# Art Improvement meme



## Taralack (Mar 5, 2010)

I want to see how others have progressed! 

My own improvement is really nothing spectacular.




get the template here


----------



## Dsurion (Mar 5, 2010)

I dont have anything before 2009 (i really started practicing more last year).
So i only have this one (summary of 2009)
http://www.furaffinity.net/view/3219153/


----------



## Catilda Lily (Mar 5, 2010)

I just recently started so I don't think I count for this.


----------



## Zydala (Mar 5, 2010)

oh I started making one of these! Maybe I should actually finish lol


----------



## FireFeathers (Mar 7, 2010)

Been working my ass off, this meme proved it. 

http://fc04.deviantart.net/fs70/f/2010/004/0/f/Improvement_Meme_by_FireFeathers.jpg


----------



## Taralack (Mar 7, 2010)

@FireFeathers - Wow your improvement is incredible.


----------



## HyenaIsSpider (Mar 8, 2010)

FireFeathers said:


> Been working my ass off, this meme proved it.
> 
> http://fc04.deviantart.net/fs70/f/2010/004/0/f/Improvement_Meme_by_FireFeathers.jpg




Wow... yea... that proves it. A LOT of progress in such a short time!





... as for myself I don't have any record of any drawings before December '06 (I doodled a lot before then, I just don't have any of it) so I never did this thing. Maybe I'll do it next year, hopefully I would have improved enough to make it look impressive. X3


----------



## SilverEyes (Mar 8, 2010)

_I started drawing seriously at the very end of 2002, but I've been drawing my entire life as far back as I can remember :3

All I can see far as improvement goes is that my digital art can still use some work and that my traditional work is much better hehe. And that I need to do more graphite stuff and less adult stuff :\ You can tell when I moved out of my parent's house because it's like BOOM porn.

2007-2009 is in my FA gallery, everything earlier was from my dA gallery, which I cleaned out some time ago.

It's censored, but still contains some racy stuff. Didn't censor anything that doesn't have bits showing.
NSFW - http://silvereyes.redglacier.net/grimsketches/improvement.jpg - NSFW_


----------



## ZareonianWolf (Mar 9, 2010)

I did one. xD Plenty of improvement, but I've still got a long way to go.

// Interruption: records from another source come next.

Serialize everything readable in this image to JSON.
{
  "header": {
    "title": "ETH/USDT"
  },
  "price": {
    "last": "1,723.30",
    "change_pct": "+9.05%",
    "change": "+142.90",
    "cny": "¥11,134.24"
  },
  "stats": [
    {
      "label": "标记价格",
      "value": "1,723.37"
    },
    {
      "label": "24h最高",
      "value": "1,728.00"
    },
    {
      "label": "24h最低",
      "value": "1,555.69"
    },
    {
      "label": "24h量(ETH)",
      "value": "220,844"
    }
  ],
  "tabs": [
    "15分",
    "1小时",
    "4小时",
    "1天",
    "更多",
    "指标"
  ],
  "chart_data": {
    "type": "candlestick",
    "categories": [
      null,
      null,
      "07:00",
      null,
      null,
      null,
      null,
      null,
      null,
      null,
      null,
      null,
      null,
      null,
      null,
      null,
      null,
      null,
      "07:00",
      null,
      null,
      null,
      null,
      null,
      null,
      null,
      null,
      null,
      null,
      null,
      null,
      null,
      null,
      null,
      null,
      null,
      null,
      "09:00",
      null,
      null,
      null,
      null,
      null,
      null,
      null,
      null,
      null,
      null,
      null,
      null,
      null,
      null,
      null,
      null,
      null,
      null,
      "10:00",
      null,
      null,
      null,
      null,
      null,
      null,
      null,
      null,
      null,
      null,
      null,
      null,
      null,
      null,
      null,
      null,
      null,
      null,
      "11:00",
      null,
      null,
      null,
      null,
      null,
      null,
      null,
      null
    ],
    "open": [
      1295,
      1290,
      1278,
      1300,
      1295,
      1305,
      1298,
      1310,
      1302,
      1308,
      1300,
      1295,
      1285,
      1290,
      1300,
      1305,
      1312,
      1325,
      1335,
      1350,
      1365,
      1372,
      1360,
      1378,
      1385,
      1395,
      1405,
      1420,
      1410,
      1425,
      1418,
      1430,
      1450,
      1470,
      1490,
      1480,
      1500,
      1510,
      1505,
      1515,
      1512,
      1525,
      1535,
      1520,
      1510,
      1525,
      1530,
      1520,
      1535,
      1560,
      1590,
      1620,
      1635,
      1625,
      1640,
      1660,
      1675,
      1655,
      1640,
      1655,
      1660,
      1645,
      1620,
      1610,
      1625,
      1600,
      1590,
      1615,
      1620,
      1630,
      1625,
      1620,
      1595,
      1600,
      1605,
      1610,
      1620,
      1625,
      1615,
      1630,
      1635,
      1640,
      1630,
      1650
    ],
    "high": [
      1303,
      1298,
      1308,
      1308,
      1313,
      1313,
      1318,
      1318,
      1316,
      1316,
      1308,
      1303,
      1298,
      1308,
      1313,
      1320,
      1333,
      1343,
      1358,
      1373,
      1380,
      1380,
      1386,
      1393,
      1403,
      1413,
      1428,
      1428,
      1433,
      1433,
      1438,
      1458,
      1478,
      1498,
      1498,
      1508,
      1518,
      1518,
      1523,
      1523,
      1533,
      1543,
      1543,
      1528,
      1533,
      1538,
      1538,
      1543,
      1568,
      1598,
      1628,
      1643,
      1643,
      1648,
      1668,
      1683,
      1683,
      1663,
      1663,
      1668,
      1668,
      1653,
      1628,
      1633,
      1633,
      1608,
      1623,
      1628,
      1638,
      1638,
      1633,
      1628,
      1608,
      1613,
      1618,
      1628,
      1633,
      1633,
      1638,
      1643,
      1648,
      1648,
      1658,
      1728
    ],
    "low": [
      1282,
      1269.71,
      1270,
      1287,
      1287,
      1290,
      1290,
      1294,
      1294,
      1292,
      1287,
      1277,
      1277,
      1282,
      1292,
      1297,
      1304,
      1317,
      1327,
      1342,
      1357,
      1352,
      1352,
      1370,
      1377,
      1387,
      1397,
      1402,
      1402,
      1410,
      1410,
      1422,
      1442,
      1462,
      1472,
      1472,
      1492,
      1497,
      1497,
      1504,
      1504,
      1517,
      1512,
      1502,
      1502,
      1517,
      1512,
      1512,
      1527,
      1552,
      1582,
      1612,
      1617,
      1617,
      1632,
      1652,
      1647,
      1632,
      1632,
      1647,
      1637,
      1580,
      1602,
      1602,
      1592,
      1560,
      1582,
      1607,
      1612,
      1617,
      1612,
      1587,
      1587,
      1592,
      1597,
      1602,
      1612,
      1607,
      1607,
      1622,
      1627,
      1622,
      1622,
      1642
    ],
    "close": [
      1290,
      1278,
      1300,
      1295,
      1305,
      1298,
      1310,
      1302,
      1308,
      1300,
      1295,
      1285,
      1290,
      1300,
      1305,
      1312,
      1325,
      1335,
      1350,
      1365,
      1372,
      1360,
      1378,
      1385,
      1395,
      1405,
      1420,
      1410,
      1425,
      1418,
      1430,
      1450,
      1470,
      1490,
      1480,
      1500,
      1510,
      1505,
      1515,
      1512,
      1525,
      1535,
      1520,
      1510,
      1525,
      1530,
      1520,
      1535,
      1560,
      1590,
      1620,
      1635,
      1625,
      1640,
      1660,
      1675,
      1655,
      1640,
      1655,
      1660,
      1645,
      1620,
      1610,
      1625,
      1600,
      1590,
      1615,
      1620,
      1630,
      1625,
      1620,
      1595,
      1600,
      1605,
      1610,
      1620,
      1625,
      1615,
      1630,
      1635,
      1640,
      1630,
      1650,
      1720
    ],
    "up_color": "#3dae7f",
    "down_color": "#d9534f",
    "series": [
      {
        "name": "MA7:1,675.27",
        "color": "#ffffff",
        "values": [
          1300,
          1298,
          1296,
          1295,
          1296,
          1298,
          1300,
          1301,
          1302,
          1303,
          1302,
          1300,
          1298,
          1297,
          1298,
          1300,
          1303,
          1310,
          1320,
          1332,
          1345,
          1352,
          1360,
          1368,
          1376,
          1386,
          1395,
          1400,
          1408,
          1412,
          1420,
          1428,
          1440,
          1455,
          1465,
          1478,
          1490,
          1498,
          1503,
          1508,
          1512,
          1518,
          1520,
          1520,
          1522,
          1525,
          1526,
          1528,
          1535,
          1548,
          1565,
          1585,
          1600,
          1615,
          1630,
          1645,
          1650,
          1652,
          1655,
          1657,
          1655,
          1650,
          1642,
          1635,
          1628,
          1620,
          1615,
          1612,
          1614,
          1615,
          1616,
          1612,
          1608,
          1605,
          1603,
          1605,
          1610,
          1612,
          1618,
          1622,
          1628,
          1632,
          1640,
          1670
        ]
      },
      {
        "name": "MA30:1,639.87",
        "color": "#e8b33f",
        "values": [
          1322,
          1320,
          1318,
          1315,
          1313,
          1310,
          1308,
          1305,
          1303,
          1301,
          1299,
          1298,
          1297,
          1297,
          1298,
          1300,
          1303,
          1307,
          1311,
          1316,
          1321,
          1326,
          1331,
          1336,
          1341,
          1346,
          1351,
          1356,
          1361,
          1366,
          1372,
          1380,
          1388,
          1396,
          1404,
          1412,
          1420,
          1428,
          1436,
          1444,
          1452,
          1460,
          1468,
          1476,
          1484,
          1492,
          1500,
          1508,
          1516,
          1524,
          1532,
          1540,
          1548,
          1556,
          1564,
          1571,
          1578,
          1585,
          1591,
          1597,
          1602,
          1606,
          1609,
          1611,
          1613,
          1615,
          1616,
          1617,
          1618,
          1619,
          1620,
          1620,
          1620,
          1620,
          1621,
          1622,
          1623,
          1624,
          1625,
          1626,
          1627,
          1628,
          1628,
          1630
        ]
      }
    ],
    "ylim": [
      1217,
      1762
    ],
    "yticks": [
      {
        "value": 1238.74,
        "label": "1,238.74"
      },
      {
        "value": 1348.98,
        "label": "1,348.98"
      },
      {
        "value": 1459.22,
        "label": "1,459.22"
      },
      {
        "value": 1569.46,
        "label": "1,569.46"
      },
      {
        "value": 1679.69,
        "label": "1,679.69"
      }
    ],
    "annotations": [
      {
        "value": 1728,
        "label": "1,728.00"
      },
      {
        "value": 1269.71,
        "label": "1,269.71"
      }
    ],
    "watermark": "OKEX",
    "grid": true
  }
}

http://fc04.deviantart.net/fs70/f/2010/007/2/d/2003_2009_Art_Improvement_Meme_by_zareonianwolf.jpg


----------



## TheStory (Mar 11, 2010)

I suppose I should share here as well. http://cookiedemon.deviantart.com/art/2003-2009-improvement-150622505


----------



## Fay V (Mar 20, 2010)

http://www.furaffinity.net/view/3587153

holy crap i improved...maybe i should take some art classes


----------